The blowback design in general is the most affordable way of making a semi automatic paintball marker, that doesn't need the use of compressed air/nitrogen or any type of regulation on gas.

Operation
The operation of an inline blowback marker can be separated into four stages:
 Ready:
The compressed mainspring puts pressure on the striker, often called a hammer or "rear bolt", which is held in place by the sear. The bolt is linked to the striker by the linkage arm, and held clear of the feed neck, which allows a paintball to drop into the chamber.
 Chamber:
The sear is depressed or "tripped" by the trigger, which releases the striker and allows the mainspring to push it forward. The linkage arm causes the bolt to move forward as well, pushing the paintball into the end of the barrel and sealing off the feed tube.
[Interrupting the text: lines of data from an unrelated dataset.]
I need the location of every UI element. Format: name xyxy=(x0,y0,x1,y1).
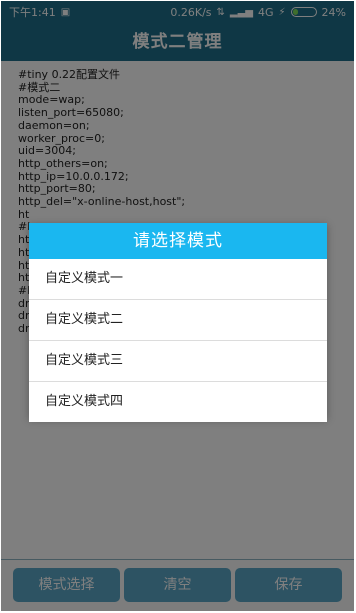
dialog-option-mode-2[interactable]: 自定义模式二 xyxy=(29,300,327,341)
dialog-option-mode-3[interactable]: 自定义模式三 xyxy=(29,341,327,382)
dialog-option-mode-1[interactable]: 自定义模式一 xyxy=(29,259,327,300)
app-frame: 下午1:41 ▣ 0.26K/s ⇅ ▂▃▅ 4G ⚡ 24% 模式二管理 #t… xyxy=(1,1,354,611)
dialog-option-mode-4[interactable]: 自定义模式四 xyxy=(29,382,327,422)
mode-select-dialog: 请选择模式 自定义模式一 自定义模式二 自定义模式三 自定义模式四 xyxy=(29,223,327,422)
dialog-title: 请选择模式 xyxy=(29,223,327,259)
This is where any misfed paintballs will be chopped.
 Strike:
The striker hits the seal pin on the valve, opening the cup seal inside and allowing compressed gas to escape. A portion of this gas flows through the space between the seal pin and the valve, forcing the striker backwards and resealing the cup seal.
 Fire:
The remainder of the gas flows around the valve through wide grooves milled in its sides and is channeled by the power tube to flow out the center of the bolt, propelling the paintball. The power tube usually has a screw in front of the valve which is twisted to restrict the flow of gas and change the final velocity of the paintball. Once the striker is forced back far enough, the sear catches it and the marker is back at the "ready" stage.

Ideally, the firing stage will complete before the feed tube is reopened. This prevents gas from venting out the tube instead of propelling the ball, which would require a greater volume of gas to bring the ball to the correct velocity. However, this is not the sign of a sloppy marker, as a slight pressure on the paintballs in the feed tube can help "unjam" standard  gravity-fed hoppers. Some of the most common inline blowback markers are made by Tippmann.

Advantages
 Simple, straightforward design.
 Shorter height than stacked blowback designs.
 Uses few moving parts.
 Low cost, due to fewer parts and easier milling.

Disadvantages
 Removing internal parts is more difficult than stacked blowback designs.
 Longer body than stacked blowback designs.
 Heavy, fast-moving striker can cause more recoil than other designs.

Basic troubleshooting
Some inline blowback markers will leak air from the barrel when uncocked. The striker sits forward against the seal pin, causing the cup seal to open enough to leak air from the valve, which escapes out the barrel. Pull the charging handle or knob to pull back the striker and remove the pressure from the seal pin. However, during storage, you should always remove the air source and leave the marker uncocked. The rear spring can be damaged if stored a long time in a cocked position.